Ecological risk assessment of environmental stress and bioactive chemicals to riverine fish populations: an individual-based model of smallmouth bass

Ecological risk assessments of environmental stress and bioactive chemicals for fish and wildlife populations play an important role in environmental management and decision-making, especially when evaluating population-level risks. In this study, we developed a modeling framework to evaluate population-level risks of environmental stress and bioactive chemicals and applied it to a riverine population of an ecologically and socioeconomically important fish species, the smallmouth bass. The modeling framework includes (1) an individual-based model that incorporates complex and interacting biological and ecological processes, and environmental stochasticity, (2) an effect module that links impacts of environmental factors and chemicals to individual characteristics, and (3) a population module that aggregates individual information to allow for population-level inferences.
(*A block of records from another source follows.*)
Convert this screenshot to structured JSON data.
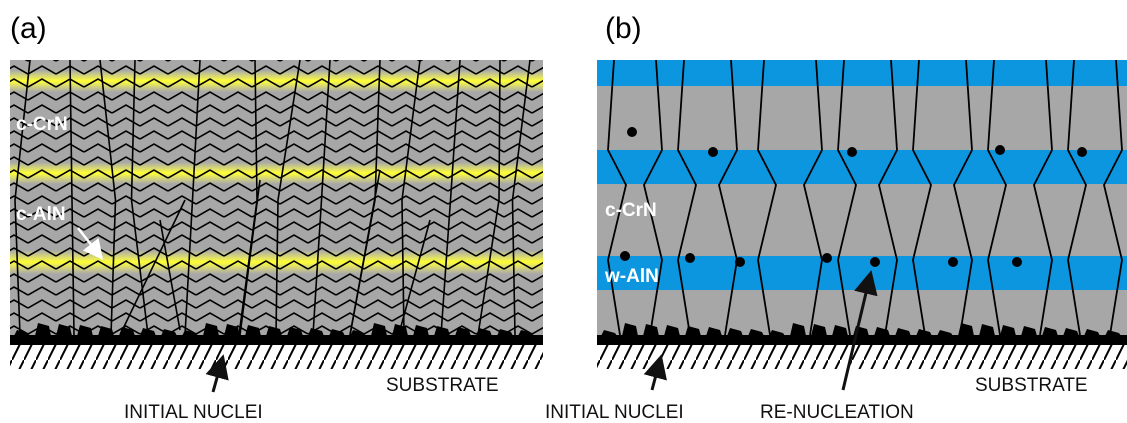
{
  "panels": [
    {
      "label": "(a)",
      "layers": [
        "c-CrN",
        "c-AlN"
      ],
      "nuclei": "INITIAL NUCLEI",
      "substrate": "SUBSTRATE"
    },
    {
      "label": "(b)",
      "layers": [
        "c-CrN",
        "w-AlN"
      ],
      "nuclei": "INITIAL NUCLEI",
      "renucleation": "RE-NUCLEATION",
      "substrate": "SUBSTRATE"
    }
  ]
}
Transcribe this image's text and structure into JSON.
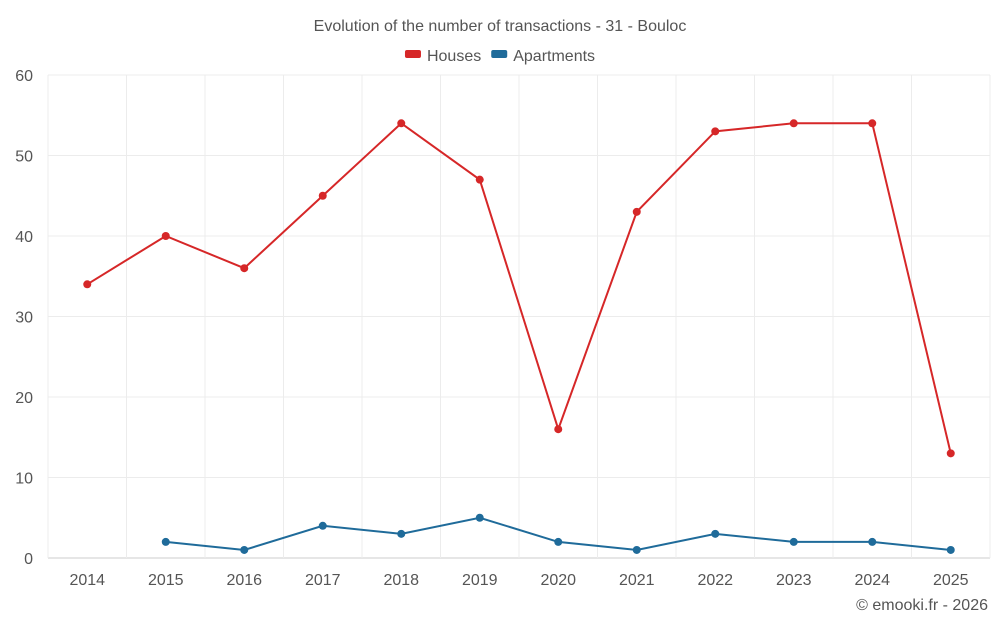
{
  "chart_data": {
    "type": "line",
    "title": "Evolution of the number of transactions - 31 - Bouloc",
    "categories": [
      "2014",
      "2015",
      "2016",
      "2017",
      "2018",
      "2019",
      "2020",
      "2021",
      "2022",
      "2023",
      "2024",
      "2025"
    ],
    "ylim": [
      0,
      60
    ],
    "yticks": [
      0,
      10,
      20,
      30,
      40,
      50,
      60
    ],
    "grid": true,
    "legend_position": "top-center",
    "series": [
      {
        "name": "Houses",
        "color": "#d62728",
        "values": [
          34,
          40,
          36,
          45,
          54,
          47,
          16,
          43,
          53,
          54,
          54,
          13
        ]
      },
      {
        "name": "Apartments",
        "color": "#1f6b9a",
        "values": [
          null,
          2,
          1,
          4,
          3,
          5,
          2,
          1,
          3,
          2,
          2,
          1
        ]
      }
    ]
  },
  "credit": "© emooki.fr - 2026"
}
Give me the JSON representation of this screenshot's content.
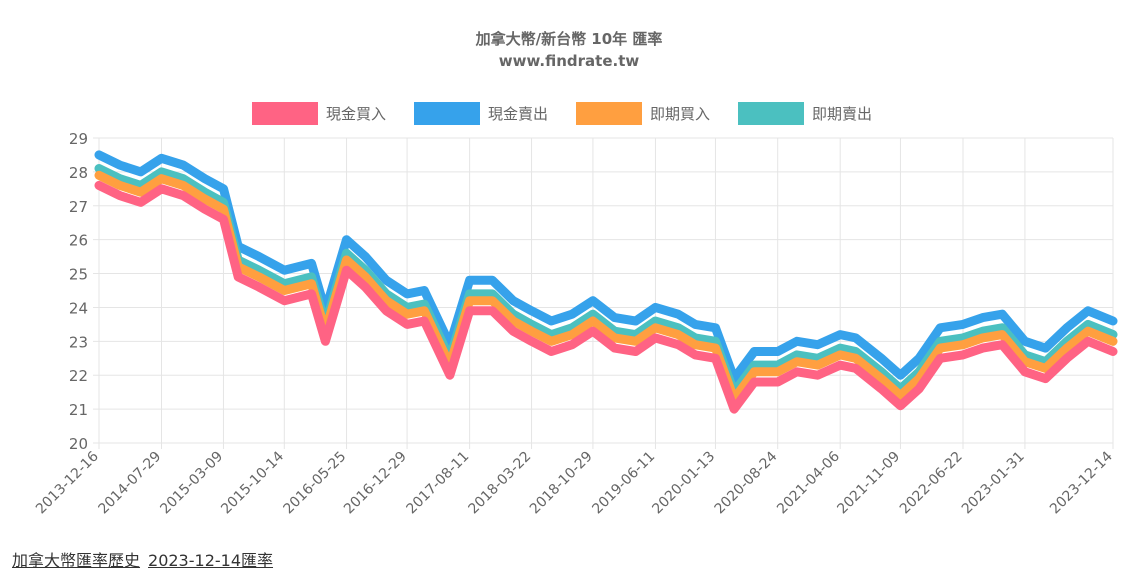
{
  "footer": {
    "history_link": "加拿大幣匯率歷史",
    "date_link": "2023-12-14匯率"
  },
  "chart_data": {
    "type": "area",
    "title": "加拿大幣/新台幣 10年 匯率",
    "subtitle": "www.findrate.tw",
    "xlabel": "",
    "ylabel": "",
    "ylim": [
      20,
      29
    ],
    "yticks": [
      20,
      21,
      22,
      23,
      24,
      25,
      26,
      27,
      28,
      29
    ],
    "grid": true,
    "legend_position": "top",
    "x": [
      "2013-12-16",
      "2014-03-01",
      "2014-05-15",
      "2014-07-29",
      "2014-10-15",
      "2015-01-01",
      "2015-03-09",
      "2015-05-01",
      "2015-07-15",
      "2015-10-14",
      "2016-01-20",
      "2016-03-10",
      "2016-05-25",
      "2016-08-01",
      "2016-10-15",
      "2016-12-29",
      "2017-03-01",
      "2017-06-01",
      "2017-08-11",
      "2017-11-01",
      "2018-01-15",
      "2018-03-22",
      "2018-06-01",
      "2018-08-15",
      "2018-10-29",
      "2019-01-15",
      "2019-04-01",
      "2019-06-11",
      "2019-09-01",
      "2019-11-01",
      "2020-01-13",
      "2020-03-20",
      "2020-06-01",
      "2020-08-24",
      "2020-11-01",
      "2021-01-15",
      "2021-04-06",
      "2021-06-01",
      "2021-09-01",
      "2021-11-09",
      "2022-01-15",
      "2022-04-01",
      "2022-06-22",
      "2022-09-01",
      "2022-11-10",
      "2023-01-31",
      "2023-04-15",
      "2023-07-01",
      "2023-09-15",
      "2023-12-14"
    ],
    "series": [
      {
        "name": "現金買入",
        "color": "#ff6384",
        "values": [
          27.6,
          27.3,
          27.1,
          27.5,
          27.3,
          26.9,
          26.6,
          24.9,
          24.6,
          24.2,
          24.4,
          23.0,
          25.1,
          24.6,
          23.9,
          23.5,
          23.6,
          22.0,
          23.9,
          23.9,
          23.3,
          23.0,
          22.7,
          22.9,
          23.3,
          22.8,
          22.7,
          23.1,
          22.9,
          22.6,
          22.5,
          21.0,
          21.8,
          21.8,
          22.1,
          22.0,
          22.3,
          22.2,
          21.6,
          21.1,
          21.6,
          22.5,
          22.6,
          22.8,
          22.9,
          22.1,
          21.9,
          22.5,
          23.0,
          22.7
        ]
      },
      {
        "name": "現金賣出",
        "color": "#36a2eb",
        "values": [
          28.5,
          28.2,
          28.0,
          28.4,
          28.2,
          27.8,
          27.5,
          25.8,
          25.5,
          25.1,
          25.3,
          23.9,
          26.0,
          25.5,
          24.8,
          24.4,
          24.5,
          22.9,
          24.8,
          24.8,
          24.2,
          23.9,
          23.6,
          23.8,
          24.2,
          23.7,
          23.6,
          24.0,
          23.8,
          23.5,
          23.4,
          21.9,
          22.7,
          22.7,
          23.0,
          22.9,
          23.2,
          23.1,
          22.5,
          22.0,
          22.5,
          23.4,
          23.5,
          23.7,
          23.8,
          23.0,
          22.8,
          23.4,
          23.9,
          23.6
        ]
      },
      {
        "name": "即期買入",
        "color": "#ff9f40",
        "values": [
          27.9,
          27.6,
          27.4,
          27.8,
          27.6,
          27.2,
          26.9,
          25.2,
          24.9,
          24.5,
          24.7,
          23.3,
          25.4,
          24.9,
          24.2,
          23.8,
          23.9,
          22.3,
          24.2,
          24.2,
          23.6,
          23.3,
          23.0,
          23.2,
          23.6,
          23.1,
          23.0,
          23.4,
          23.2,
          22.9,
          22.8,
          21.3,
          22.1,
          22.1,
          22.4,
          22.3,
          22.6,
          22.5,
          21.9,
          21.4,
          21.9,
          22.8,
          22.9,
          23.1,
          23.2,
          22.4,
          22.2,
          22.8,
          23.3,
          23.0
        ]
      },
      {
        "name": "即期賣出",
        "color": "#4bc0c0",
        "values": [
          28.1,
          27.8,
          27.6,
          28.0,
          27.8,
          27.4,
          27.1,
          25.4,
          25.1,
          24.7,
          24.9,
          23.5,
          25.6,
          25.1,
          24.4,
          24.0,
          24.1,
          22.5,
          24.4,
          24.4,
          23.8,
          23.5,
          23.2,
          23.4,
          23.8,
          23.3,
          23.2,
          23.6,
          23.4,
          23.1,
          23.0,
          21.5,
          22.3,
          22.3,
          22.6,
          22.5,
          22.8,
          22.7,
          22.1,
          21.6,
          22.1,
          23.0,
          23.1,
          23.3,
          23.4,
          22.6,
          22.4,
          23.0,
          23.5,
          23.2
        ]
      }
    ],
    "tick_labels": [
      "2013-12-16",
      "2014-07-29",
      "2015-03-09",
      "2015-10-14",
      "2016-05-25",
      "2016-12-29",
      "2017-08-11",
      "2018-03-22",
      "2018-10-29",
      "2019-06-11",
      "2020-01-13",
      "2020-08-24",
      "2021-04-06",
      "2021-11-09",
      "2022-06-22",
      "2023-01-31",
      "2023-12-14"
    ]
  }
}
We evaluated the impacts of water temperature, flow and exposure to estrogenic compounds on smallmouth bass population dynamics. We simulated population dynamics under scenarios that represented year-round warm temperature, extremely warm summers, elevated flow year-round, extremely high flow in summers due to intense storms, and various exposures to estrogenic compounds. Extremely warm summers and elevated flow year-round had the most negative impacts on the smallmouth bass population (e.g., declines in abundance). Increased exposure to estrogenic compounds, both year-round an during summer months, substantially accelerated the reduction in population size. Acute exposure to estrogenic compounds imposed more negative impacts than chronic exposure. Acute exposure during spawning season had the worst impacts. This modeling framework can be extended to other species, other environmental stressors and chemicals of concern and interest with a broad application.